Wednesday, August 23, 2006

Bloglines - Neolib Vultures Perch Over Lebanon


Another Day in the Empire

Neolib Vultures Perch Over Lebanon

By Administrator on Uncategorized

It is a classical case of adding insult to injury—or maybe usury and theft to injury. “Upcoming donor meetings to raise funds for rebuilding war-damaged Lebanon could be an opening for Western lenders to look for fresh commitments from Beirut to resume politically difficult economic reforms,” reports Reuters. “Western lenders are signaling they are willing to help with overall economic support if Lebanon agrees to adopt reforms, possibly seeking an International Monetary Fund program as a signal of its commitment to reform and to frame how donor money could be best used.”

Of course, we know what “reforms” means in the context of the IMF and World Bank “help,” the latter now headed up by the neocon Paul Wolfowitz—it means Structural Adjustment Policies, of SAPs, requiring nations to reduce spending on things such as health care, education, and other social programs in order to ensure debt repayment and economic restructuring. “Debt is an efficient tool. It ensures access to other peoples’ raw materials and infrastructure on the cheapest possible terms,” writes Susan George. It results in, as David C. Korten explains, a “race to the bottom.”

In rural areas, for instance the south of Lebanon, which took the brunt of the Israeli invasion, “75% of families whose primary provider works in agriculture are poor, and 40% of these are extremely poor. Two thirds of the extremely poor—around 165,000—live in rural areas and represent more than a quarter of the population in these areas,” explains Antoine Haddad for the Lebanese Center for Policy Studies. “Lebanon’s experience in the last three decades shows that the improvement in the standard of living generally follows economic growth,” a situation that will become impossible if the ruling elite of Lebanon, primarily Christian and Sunni Muslim, accept IMF-World Bank loan sharking and extraction schemes. As the Daily Star, a Lebanese newspaper, reported on October 21, 2003, “Lebanon’s poverty rate is among the highest in Western Asia, while its middle class is facing a serious threat of extinction,” a prospect greatly exacerbated by the Israeli invasion.
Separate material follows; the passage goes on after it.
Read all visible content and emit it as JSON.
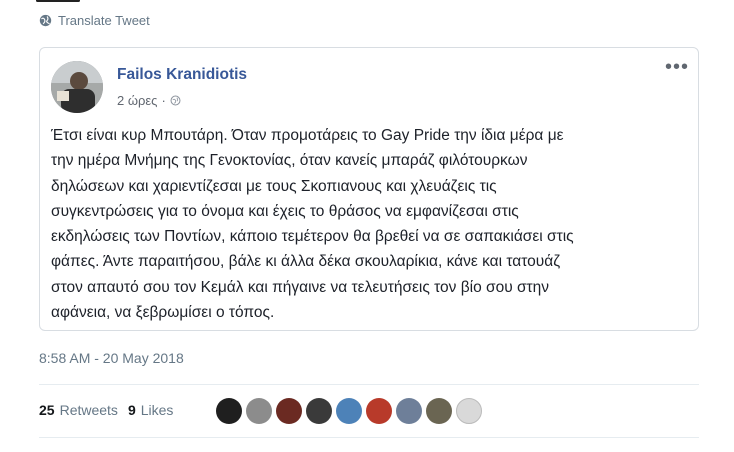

Prior to Israel’s mass murder rampage, Lebanon’s national debt stood at over 40 billion dollars, largely owed to the banksters and the IMF and World Bank, and economic “restructuring,” in the form of privatization and dismantling the country’s social sector was well underway. Of course, the pressure to “liberalize” (as in “neoliberalize”) further will be a temptation, as large sections of the country are in ruin, thanks to Israel, using U.S. supplied weapons.

“Before the recent fighting that killed 1,181 people and destroyed vital infrastructure, the IMF had warned of a potential Lebanon debt crisis. Its annual review of the Lebanese economy, issued in May, said it needed more than the expanding Middle Eastern funding and investments and without policy changes the debt ratio could rise steadily to over 210 percent of gross domestic product by 2011.”

“Some analysts question, however, why Lebanon would bow to Western pressures when the Arab world is willing to provide help without conditions attached,” Reuters continues. “Saudi Arabia already has pledged $1 billion for the war reconstruction effort, and Kuwait says it will donate $300 million. The United States on Monday announced $230 million in humanitarian, reconstruction and security assistance.”

In short, Lebanon may be in a position, unlike more than a few countries in South America and Africa, to resist the banksters and their neoliberal schemes to further impoverish the country and steal everything not nailed down.

“Samir Makdisi, a former Lebanese economy and trade minister and director of the Institute of Financial Economics at the American University of Beirut, noted that irrespective of who assists Lebanon, the government requires domestic consensus for any of its plans,” Reuters concludes. “Remember, Hizbollah is represented in the cabinet and in Parliament, and in Lebanon mutual agreements among the main players are normally sought on main issues.”

Of course, this is yet another reason, in addition to Israeli demands, to get rid of Hezbollah. Jason Kenney, a Canadian version of an American neocon, may compare Hezbollah to the Nazis, a silly and mindless comparison at best, however nothing the Americans or the Israelis do will get rid of Hezbollah, especially now with Israel threatening to re-invade.

If the Lebanese, at least the Shia, around 40 percent of the population, know anything it is that Hezbollah stands between them and decimation and humiliation at the hands of the Israelis, who have long coveted the southern part of their country. Hezbollah may, as well, fend off the international banksters, perched over the smoldering ruins of Lebanon like a gaggle of hungry vultures.